KANDAHAR, Afghanistan, April 2 -- Villagers responding to a call to jihad, or holy war, have joined suspected Taliban fighters in a battle against Afghan soldiers and U.S. Special Forces troops south of here, near the city of Spin Boldak, a spokesman for the provincial governor said today.

"The Taliban is taking advantage of the very simple, illiterate people and telling them this is jihad," said Khalid Pashtoon, spokesman for Gov. Gul Agha Shirzai. "Both are fighting."

About 600 of Gul Agha's provincial militiamen, supported by Special Forces soldiers, were still battling an unknown number of Taliban-led fighters tonight, Pashtoon said.

The conflict began when those fighters fired on a detachment of 12 Special Forces soldiers, who called in a barrage of air support, said a spokesman for the U.S. military at Bagram air base, north of the capital of Kabul.

The U.S. soldiers were observing an Afghan militia operation in the vicinity of Spin Boldak, about 70 miles southeast of here, when about 40 fighters believed to be Taliban fired on them, the spokesman said. U.S. forces responded with rockets and 30mm rounds.

The U.S. military said it had received no reports of U.S. or Afghan casualties by tonight and could offer no assessment "as to the results of the engagement on the enemy."

Pashtoon, however, claimed a rout. "The enemy has been sieged by our forces," he said. "We are cleansing these elements."

The fighting follows weeks of growing violence in Afghanistan's volatile south, the homeland of the hard-line Taliban rulers ousted by a U.S.-led coalition in late 2001.

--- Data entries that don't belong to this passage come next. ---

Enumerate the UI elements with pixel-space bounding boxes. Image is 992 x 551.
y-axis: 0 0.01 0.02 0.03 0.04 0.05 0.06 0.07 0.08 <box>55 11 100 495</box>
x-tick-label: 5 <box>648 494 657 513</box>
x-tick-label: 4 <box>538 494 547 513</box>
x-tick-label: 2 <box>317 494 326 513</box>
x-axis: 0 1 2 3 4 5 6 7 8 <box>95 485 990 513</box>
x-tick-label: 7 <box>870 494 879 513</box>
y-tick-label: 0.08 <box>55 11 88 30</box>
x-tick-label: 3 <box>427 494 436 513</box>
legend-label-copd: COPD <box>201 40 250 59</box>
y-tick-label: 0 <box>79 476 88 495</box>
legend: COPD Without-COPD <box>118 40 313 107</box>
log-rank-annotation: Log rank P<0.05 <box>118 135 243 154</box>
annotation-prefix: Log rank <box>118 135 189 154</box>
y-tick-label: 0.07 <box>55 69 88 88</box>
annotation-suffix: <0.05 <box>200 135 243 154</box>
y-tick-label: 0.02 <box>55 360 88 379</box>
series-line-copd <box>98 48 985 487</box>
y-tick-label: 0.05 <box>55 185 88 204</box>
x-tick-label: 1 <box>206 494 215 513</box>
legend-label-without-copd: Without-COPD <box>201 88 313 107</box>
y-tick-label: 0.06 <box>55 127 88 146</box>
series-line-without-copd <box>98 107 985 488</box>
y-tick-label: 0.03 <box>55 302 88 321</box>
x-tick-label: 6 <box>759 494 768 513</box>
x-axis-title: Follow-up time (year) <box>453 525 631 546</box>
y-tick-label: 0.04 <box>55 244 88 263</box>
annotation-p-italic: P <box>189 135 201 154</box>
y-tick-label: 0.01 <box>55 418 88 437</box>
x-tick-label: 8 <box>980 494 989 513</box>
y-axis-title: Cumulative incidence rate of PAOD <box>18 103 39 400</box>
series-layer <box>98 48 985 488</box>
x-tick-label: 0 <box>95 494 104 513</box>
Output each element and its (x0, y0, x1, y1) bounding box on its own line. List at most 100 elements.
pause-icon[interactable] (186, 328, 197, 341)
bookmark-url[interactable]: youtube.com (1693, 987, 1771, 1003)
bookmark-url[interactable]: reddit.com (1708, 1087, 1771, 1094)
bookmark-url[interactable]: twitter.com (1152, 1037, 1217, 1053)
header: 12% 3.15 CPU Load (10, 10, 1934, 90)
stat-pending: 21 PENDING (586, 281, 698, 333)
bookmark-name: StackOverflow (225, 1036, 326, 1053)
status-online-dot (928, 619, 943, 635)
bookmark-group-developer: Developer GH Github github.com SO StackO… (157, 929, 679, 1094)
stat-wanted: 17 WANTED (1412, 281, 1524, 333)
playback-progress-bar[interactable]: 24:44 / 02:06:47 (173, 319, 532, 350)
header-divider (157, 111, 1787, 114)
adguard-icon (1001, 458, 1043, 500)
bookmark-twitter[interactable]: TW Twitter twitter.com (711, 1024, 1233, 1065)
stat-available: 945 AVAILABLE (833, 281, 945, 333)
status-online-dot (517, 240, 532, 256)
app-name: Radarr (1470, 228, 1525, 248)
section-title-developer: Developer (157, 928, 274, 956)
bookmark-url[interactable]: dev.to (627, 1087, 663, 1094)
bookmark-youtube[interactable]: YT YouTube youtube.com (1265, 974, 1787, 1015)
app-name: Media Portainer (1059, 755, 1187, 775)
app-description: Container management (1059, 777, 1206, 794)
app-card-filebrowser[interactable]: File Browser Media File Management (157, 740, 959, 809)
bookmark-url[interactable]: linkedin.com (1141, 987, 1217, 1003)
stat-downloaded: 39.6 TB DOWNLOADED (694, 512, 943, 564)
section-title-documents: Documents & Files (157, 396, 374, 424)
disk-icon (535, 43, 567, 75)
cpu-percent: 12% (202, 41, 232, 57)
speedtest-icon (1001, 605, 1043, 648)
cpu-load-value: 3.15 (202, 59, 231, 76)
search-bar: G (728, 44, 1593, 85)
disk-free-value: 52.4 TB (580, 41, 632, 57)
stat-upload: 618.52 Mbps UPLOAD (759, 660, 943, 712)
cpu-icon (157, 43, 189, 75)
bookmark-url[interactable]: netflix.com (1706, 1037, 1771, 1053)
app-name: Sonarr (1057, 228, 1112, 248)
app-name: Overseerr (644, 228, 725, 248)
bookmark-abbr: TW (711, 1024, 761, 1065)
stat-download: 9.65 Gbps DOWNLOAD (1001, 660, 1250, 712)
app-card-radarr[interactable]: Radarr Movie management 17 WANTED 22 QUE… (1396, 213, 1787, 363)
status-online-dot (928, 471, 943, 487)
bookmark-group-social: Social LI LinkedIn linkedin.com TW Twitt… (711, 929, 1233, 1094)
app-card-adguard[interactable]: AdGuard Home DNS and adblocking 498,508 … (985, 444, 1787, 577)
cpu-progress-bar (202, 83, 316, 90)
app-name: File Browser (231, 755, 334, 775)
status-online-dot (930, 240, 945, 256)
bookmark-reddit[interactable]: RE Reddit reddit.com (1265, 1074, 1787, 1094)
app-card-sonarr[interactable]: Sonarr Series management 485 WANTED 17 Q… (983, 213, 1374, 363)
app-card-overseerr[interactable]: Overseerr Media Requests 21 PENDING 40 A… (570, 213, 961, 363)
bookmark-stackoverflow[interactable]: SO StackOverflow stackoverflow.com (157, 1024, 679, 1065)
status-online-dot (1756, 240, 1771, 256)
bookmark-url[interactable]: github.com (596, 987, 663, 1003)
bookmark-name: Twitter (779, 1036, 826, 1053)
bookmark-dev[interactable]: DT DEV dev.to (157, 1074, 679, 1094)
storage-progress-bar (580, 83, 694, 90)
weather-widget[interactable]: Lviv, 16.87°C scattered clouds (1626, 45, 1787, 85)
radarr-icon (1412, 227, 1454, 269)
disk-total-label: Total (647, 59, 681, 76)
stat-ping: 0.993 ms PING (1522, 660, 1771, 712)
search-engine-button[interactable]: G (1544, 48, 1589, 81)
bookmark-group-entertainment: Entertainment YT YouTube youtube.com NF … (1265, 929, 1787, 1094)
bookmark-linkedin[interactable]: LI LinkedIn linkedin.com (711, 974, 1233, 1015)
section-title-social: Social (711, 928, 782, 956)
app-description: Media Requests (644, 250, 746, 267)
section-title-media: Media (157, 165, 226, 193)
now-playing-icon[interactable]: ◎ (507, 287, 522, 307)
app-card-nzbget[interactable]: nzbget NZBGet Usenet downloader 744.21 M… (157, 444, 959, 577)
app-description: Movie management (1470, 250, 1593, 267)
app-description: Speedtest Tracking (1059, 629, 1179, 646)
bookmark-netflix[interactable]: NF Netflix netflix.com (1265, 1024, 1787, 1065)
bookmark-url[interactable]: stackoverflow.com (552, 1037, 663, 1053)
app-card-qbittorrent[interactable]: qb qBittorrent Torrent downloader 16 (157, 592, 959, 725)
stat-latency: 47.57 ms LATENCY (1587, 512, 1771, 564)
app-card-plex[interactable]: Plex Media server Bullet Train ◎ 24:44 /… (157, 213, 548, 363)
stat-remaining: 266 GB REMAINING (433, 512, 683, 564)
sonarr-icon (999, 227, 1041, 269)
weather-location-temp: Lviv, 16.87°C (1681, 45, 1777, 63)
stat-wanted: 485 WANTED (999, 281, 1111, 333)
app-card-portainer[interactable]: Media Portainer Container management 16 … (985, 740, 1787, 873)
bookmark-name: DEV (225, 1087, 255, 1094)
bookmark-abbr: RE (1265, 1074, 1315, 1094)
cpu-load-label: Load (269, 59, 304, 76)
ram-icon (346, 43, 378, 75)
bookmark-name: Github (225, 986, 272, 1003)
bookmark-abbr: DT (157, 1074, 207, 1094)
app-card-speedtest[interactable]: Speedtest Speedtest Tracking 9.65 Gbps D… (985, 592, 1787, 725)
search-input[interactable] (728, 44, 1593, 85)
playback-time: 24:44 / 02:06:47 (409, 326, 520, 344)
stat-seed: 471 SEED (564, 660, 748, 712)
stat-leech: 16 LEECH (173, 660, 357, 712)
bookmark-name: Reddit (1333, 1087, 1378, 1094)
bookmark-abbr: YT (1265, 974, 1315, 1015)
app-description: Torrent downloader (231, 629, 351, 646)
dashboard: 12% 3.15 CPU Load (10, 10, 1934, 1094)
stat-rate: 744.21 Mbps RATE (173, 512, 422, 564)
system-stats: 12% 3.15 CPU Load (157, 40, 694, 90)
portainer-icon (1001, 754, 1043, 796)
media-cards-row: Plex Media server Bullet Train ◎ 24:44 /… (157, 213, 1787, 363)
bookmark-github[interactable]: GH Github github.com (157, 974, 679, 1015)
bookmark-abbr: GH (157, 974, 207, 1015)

A Red Cross worker was killed outside Kandahar on March 27, and two days later gunmen on motorcycles ambushed a military convoy in neighboring Helmand province, killing two U.S. soldiers. The deaths were the first for U.S. forces in Afghanistan since December.

A high-ranking Taliban leader asserted responsibility for the killings in a radio interview and, in widely distributed posters, the Taliban's elusive leader, Mohammad Omar, called for a holy war against Americans and Afghans who help them.

Rebels who oppose U.S. forces in Afghanistan have also waged less deadly efforts in recent days: planting a land mine that damaged a U.S. Humvee here, attacking provincial government employees and distributing leaflets warning Afghans to keep their children out of schools. Some of the pamphlets were issued by Islamic fundamentalists in Pakistan, Pashtoon said.

"The last few weeks the situation in Kandahar was getting worse day by day," Pashtoon said. "The increase in violent incidents started five months ago, but became more common after [the start of] the Iraq war. We are not afraid of them. When we find them, we love to go fight them."

On Friday and Saturday, about 1,200 soldiers loyal to Gul Agha battled Taliban fighters north of Kandahar, Pashtoon said.

"When we deployed to the north we expected to engage 300 to 400 fighters," he said. "We found about 30 and arrested a dozen," he said. Among them was former Taliban interior minister Abdul Razaq.

In the fighting north and south of Kandahar, the forces battling Taliban fighters were composed "98 percent" of Gul Agha's men, backed by a small number of Special Forces, Pashtoon said.